-3- combat de Timur et Xaria
Lorsque Timur entendit le cor de guerre, il était déjà trop tard pour faire demi-tour, les skraelings étaient déjà sur leurs traces. Deux traîneaux skraelings les poursuivaient, chacun chargé de quatre petits guerriers au visage porcin et tiré par des nagboar à la fourure sombre et aux courtes défenses d'ivoire. Timur fit claquer son fouet et les huskies forcèrent l'allure.

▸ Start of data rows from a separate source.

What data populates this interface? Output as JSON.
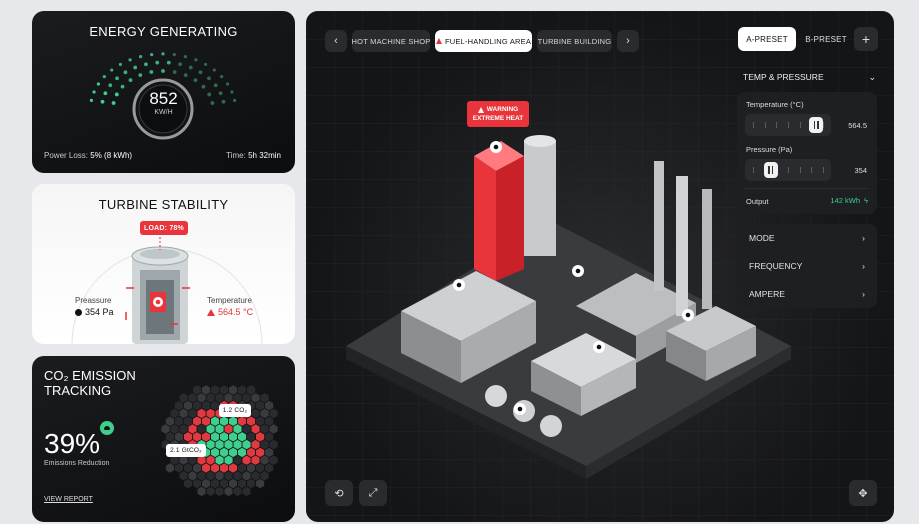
{
  "energy": {
    "title": "ENERGY GENERATING",
    "value": "852",
    "unit": "KW/H",
    "power_loss_label": "Power Loss:",
    "power_loss_value": "5% (8 kWh)",
    "time_label": "Time:",
    "time_value": "5h 32min"
  },
  "turbine": {
    "title": "TURBINE STABILITY",
    "load": "LOAD: 78%",
    "pressure_label": "Preassure",
    "pressure_value": "354 Pa",
    "temperature_label": "Temperature",
    "temperature_value": "564.5 °C"
  },
  "co2": {
    "title_line1": "CO₂ EMISSION",
    "title_line2": "TRACKING",
    "percent": "39%",
    "percent_label": "Emissions Reduction",
    "tag1": "1.2 CO₂",
    "tag2": "2.1 GtCO₂",
    "link": "VIEW REPORT"
  },
  "nav": {
    "tabs": [
      "HOT MACHINE SHOP",
      "FUEL-HANDLING AREA",
      "TURBINE BUILDING"
    ],
    "active_tab": 1,
    "prev_icon": "chevron-left-icon",
    "next_icon": "chevron-right-icon"
  },
  "presets": {
    "a": "A-PRESET",
    "b": "B-PRESET",
    "add": "+"
  },
  "warning": {
    "line1": "WARNING",
    "line2": "EXTREME HEAT"
  },
  "controls": {
    "section_title": "TEMP & PRESSURE",
    "temperature_label": "Temperature (°C)",
    "temperature_value": "564.5",
    "temperature_level": 0.89,
    "pressure_label": "Pressure (Pa)",
    "pressure_value": "354",
    "pressure_level": 0.26,
    "output_label": "Output",
    "output_value": "142 kWh"
  },
  "menu": [
    "MODE",
    "FREQUENCY",
    "AMPERE"
  ],
  "colors": {
    "accent_green": "#3ecf8e",
    "warning_red": "#e8343a",
    "dark_bg": "#111214"
  }
}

Les nagboar étaient des animaux forestiers, proches des sangliers mais d'une taille et d'une férocité bien supérieure. Les skraelings les utilisaient comme monture et pour leurs attelages parce qu'ils détestaient autant les chiens que les chevaux, et ces derniers le leur rendaient bien. Ils n'étaient pas adaptés à la vie dans le grand froid et c'est pour cette raison que les attaques des skraelings se limitaient à de courtes incursions, toujours en été.
Timur regrettait maintenant de ne pas avoir suivi les conseils de Tylak. Et plus grave encore, il avait fait courir ses huskies une bonne partie de la matinée pour le seul plaisir de clouer sur place l'équipage du maître de chasse. Cette seconde erreur pourrait se révéler fatale : les huskies épuisés ne pourraient pas garder le rythme contre les nagboar, aussi maladroits fussent-ils.
— Ils essaient de nous rabattre vers les montagnes, il y a sûrement un piège de ce côté là. Xaria ! Prends mon arc et prépare toi à tirer sur le cocher du traîneau de droite, celui qui nous barre la route du lac gelé. Ça nous laissera le temps de nous échapper.
— Prends-le toi même et donne moi les rennes, répliqua Xiara. Je suis meilleur cocher que toi.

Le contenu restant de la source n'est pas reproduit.